Homessa, releia o Eça!

António Rego Chaves

Tinha eu uns catorze anos quando me apresentaram formalmente Eça de Queiroz, no Liceu Passos Manuel – e logo a professora nos mandou deglutir «A Cidade e as Serras». Foi trabalho de monta, talvez a preparar-nos para o que no ano seguinte viríamos a ter com «Os Lusíadas», mas ainda me lembro de me crescer água na boca com as favas e o arroz e o frango assado com que o Jacinto se deliciou em Tormes, do telefone que lá mandou instalar para não perder de todo o contacto com os aconchegos da civilização e de ele andar a ler, sabe-se lá por que carga de água, o Quixote.

O tempo passou e depois tive de presenciar, enfadado, a estéril polémica clubista entre os do Eça e os do Camilo, uma espécie de «derby» que, como viria a tornar-se óbvio, não contava, nem de longe nem de perto, para a taça dos campeões da Literatura.
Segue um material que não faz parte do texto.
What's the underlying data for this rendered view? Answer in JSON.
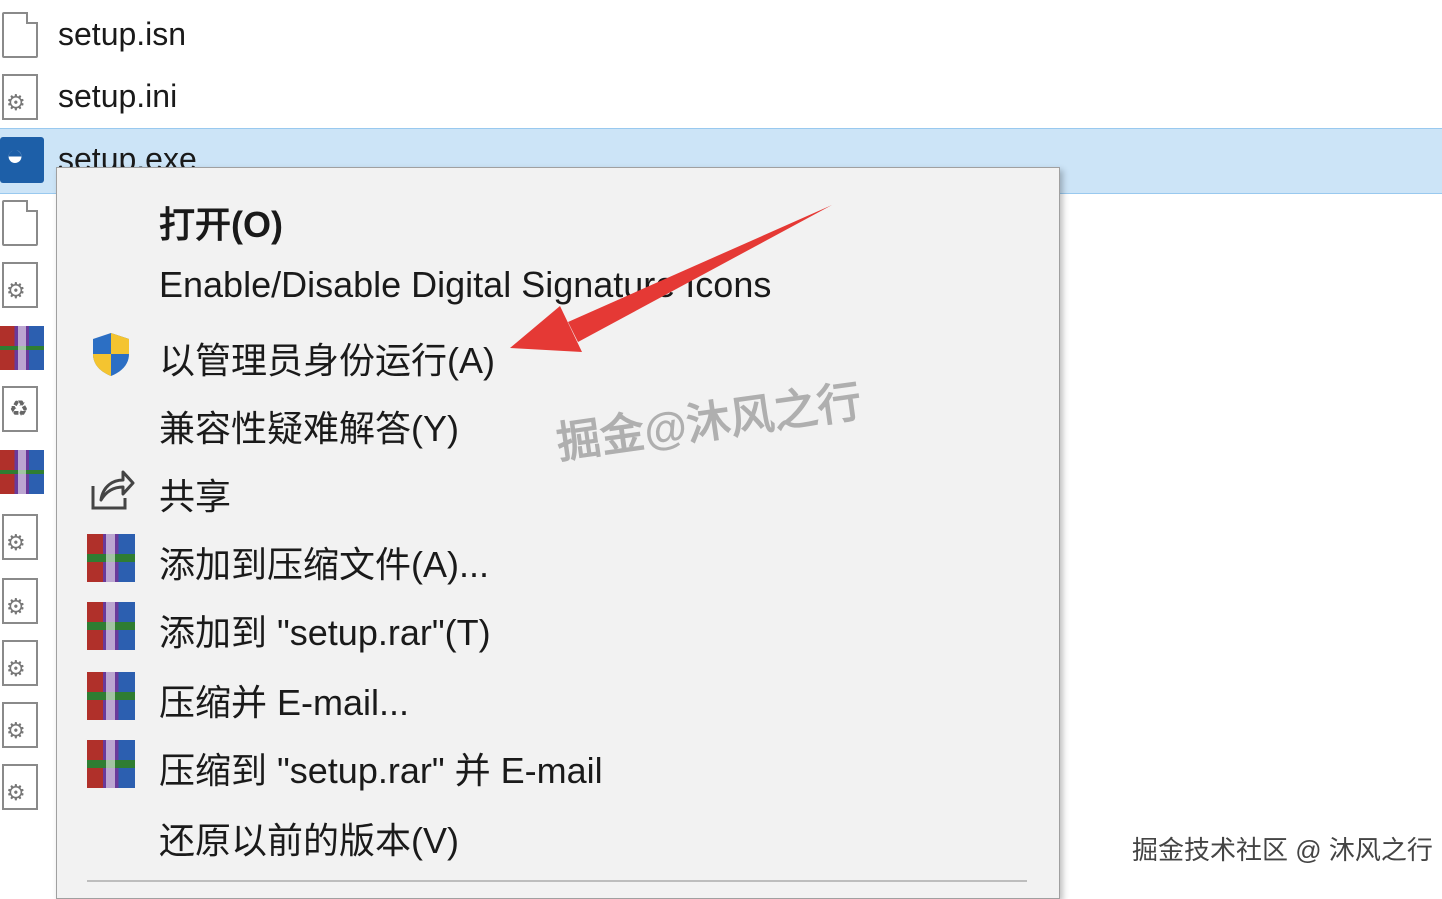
{
  "files": [
    {
      "name": "setup.isn",
      "icon": "blank-file-icon"
    },
    {
      "name": "setup.ini",
      "icon": "settings-file-icon"
    },
    {
      "name": "setup.exe",
      "icon": "installer-icon",
      "selected": true
    }
  ],
  "context_menu": {
    "items": [
      {
        "label": "打开(O)",
        "icon": null
      },
      {
        "label": "Enable/Disable Digital Signature Icons",
        "icon": null
      },
      {
        "label": "以管理员身份运行(A)",
        "icon": "uac-shield-icon"
      },
      {
        "label": "兼容性疑难解答(Y)",
        "icon": null
      },
      {
        "label": "共享",
        "icon": "share-icon"
      },
      {
        "label": "添加到压缩文件(A)...",
        "icon": "winrar-icon"
      },
      {
        "label": "添加到 \"setup.rar\"(T)",
        "icon": "winrar-icon"
      },
      {
        "label": "压缩并 E-mail...",
        "icon": "winrar-icon"
      },
      {
        "label": "压缩到 \"setup.rar\" 并 E-mail",
        "icon": "winrar-icon"
      },
      {
        "label": "还原以前的版本(V)",
        "icon": null
      }
    ]
  },
  "watermarks": {
    "center": "掘金@沐风之行",
    "corner": "掘金技术社区 @ 沐风之行"
  },
  "colors": {
    "selection": "#cce4f7",
    "menu_bg": "#f2f2f2",
    "arrow": "#e53935"
  }
}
Era só coisa cá dos nossos burgos, incapaz de chegar a Trás-os-Montes, quanto mais a Paris de França ou a Paris-Texas.

Percorro agora este livro de Miguel Real e não posso deixar de me sentir ofendido pelo que nunca me explicaram no Passos Manuel acerca do Eça. É que, afinal, o nosso cônsul em Havana nunca andou a pressagiar e a advogar o conservadorismo que pôs fora de lei os nossos verdadeiros republicanos, mas, muito pelo contrário, andava à procura de si próprio sob o manto diáfano de Portugal, ou andava à procura de Portugal sob o manto diáfano de si próprio. A psicanalistas e a sociólogos o cuidado de contar.
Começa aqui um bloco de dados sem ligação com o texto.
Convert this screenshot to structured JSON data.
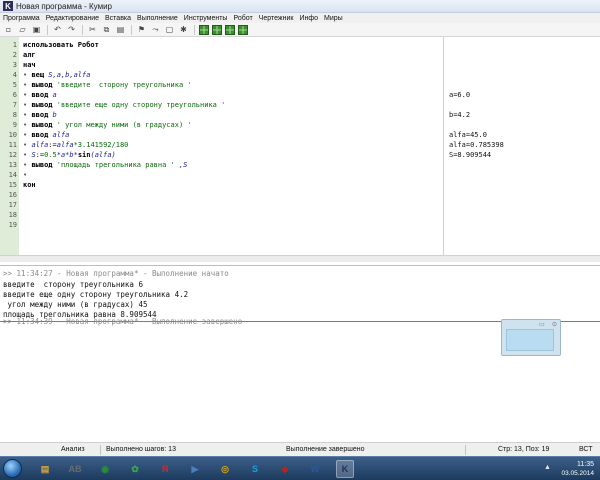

Verdade, verdade, é que Miguel Real produziu obra de mérito ao inventariar o que tem sido dito sobre Eça, ao separar o trigo do joio, ao «reabilitar» perante muitos dos seus distraídos leitores o «velho» Eça. Porque, a acreditar no autor – e não existem razões para duvidar do seu avisado juízo – quem redigiu «A Cidade e as Serras» foi um notável ensaísta do século XIX. Reconhecei-lhe, pois, esse estatuto, e vereis que o último Eça, ou seja, aquele que escreveu nos anos 90 de oitocentos, merece mais do que o olhar vago e displicente de quem aprecia, um tanto ou quanto sobranceiro, uma peça muito «ultrapassada» do folclore nacional.
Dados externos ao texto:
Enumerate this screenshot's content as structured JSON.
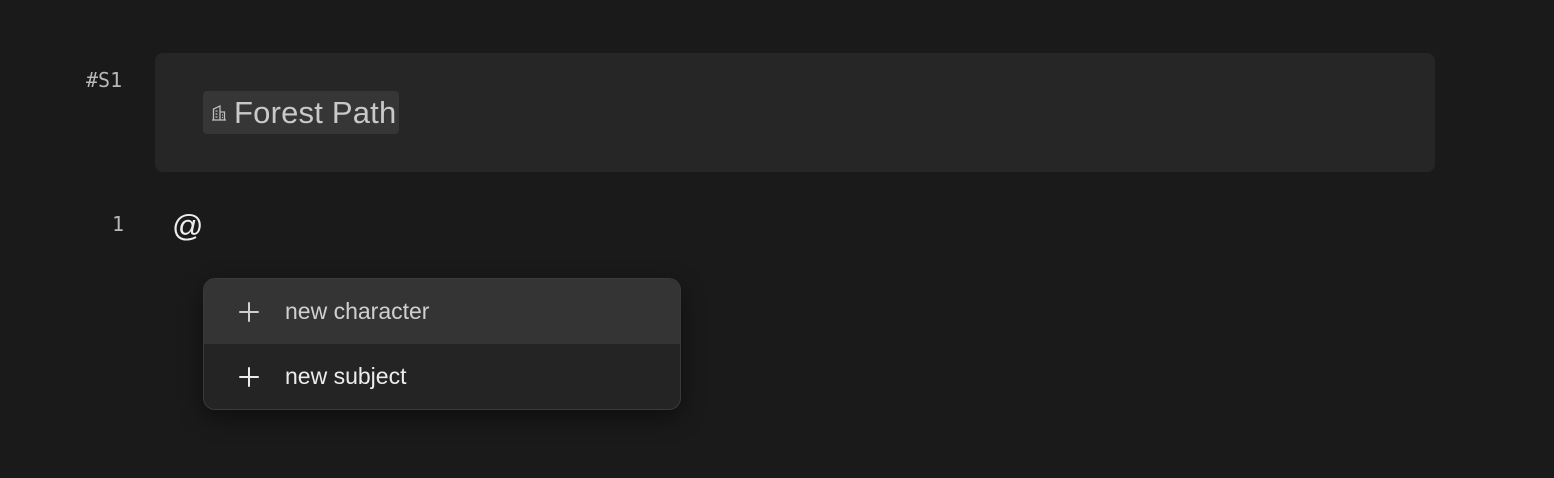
{
  "scene": {
    "number": "#S1",
    "location": {
      "icon": "building-icon",
      "label": "Forest Path"
    }
  },
  "editor": {
    "line_number": "1",
    "text": "@"
  },
  "mention_menu": {
    "items": [
      {
        "icon": "plus-icon",
        "label": "new character",
        "highlighted": true
      },
      {
        "icon": "plus-icon",
        "label": "new subject",
        "highlighted": false
      }
    ]
  },
  "colors": {
    "background": "#1a1a1a",
    "card": "#262626",
    "chip": "#363636",
    "menu": "#242424",
    "menu_highlight": "#343434"
  }
}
Eis as teses de Miguel Real, sintetizadas logo nas primeiras páginas desta lúcida introdução ao pensamento de Eça nas suas derradeiras obras:

«1. O Último Eça não foi um Eça burguesmente resignado, convertido ao santo lar parisiense, ao tradicionalismo ruralista português e ao fundo católico patrioteiro nacional ou nacionalista – visão que o Estado Novo [o tal que compeliu a minha geração a ler ‘A Cidade e as Serras’] propagandeou e incensou, retorcendo abusivamente a interpretação da obra de Eça dos últimos doze anos da sua vida;

2. O Último Eça não foi um Eça revolucionário militante, socialista-cristão, pregador do ideal franciscano de vida, um «santo revolucionário» ou um «revolucionário santo» – visão que António Sérgio e Jaime Cortesão desenvolveram como contestação da interpretação estadonovista sobre a obra de Eça;

3. O Último Eça não foi um Eça fradiquista, decadentista, vencidista, diplomata resignado, cidadão passivo, ‘insulado’ na sua concha parisiense de pequeno-burguês, projectando na sua consciência individual de estrangeirado o drama da ‘pátria’, como António José Saraiva, com a tese do ´fradiquismo’, e António Sérgio, com a tese sobre o ‘Tédio do Ócio’, visaram demonstrar, sobrevalorizando os aspectos revolucionários da obra de Eça escrita na década de 1870 e minimizando a obra escrita na década de 90;

4. O Último Eça foi um Eça de sensibilidade e consciência profundamente empenhadas na elevação económica e social das massas urbanas e rurais ‘pobres’, alimento das suas crónicas jornalísticas, transferindo, porém à semelhança de Antero de Quental e Oliveira Martins da década de 1880, o empenho político-revolucionário dos 20/30 anos para um comprometimento ético universal, não cristão mas meta-histórico (ainda que ilustrado com figuras históricas da tradição cristã), não exclusivamente português mas europeu, problematizador do estado de esgotamento civilizacional da Europa (A ‘Correspondência de Fradique Mendes’, e ‘A Cidade e as Serras’) e de Portugal (‘A Ilustre Casa de Ramires’ e ‘A Cidade e as Serras’)».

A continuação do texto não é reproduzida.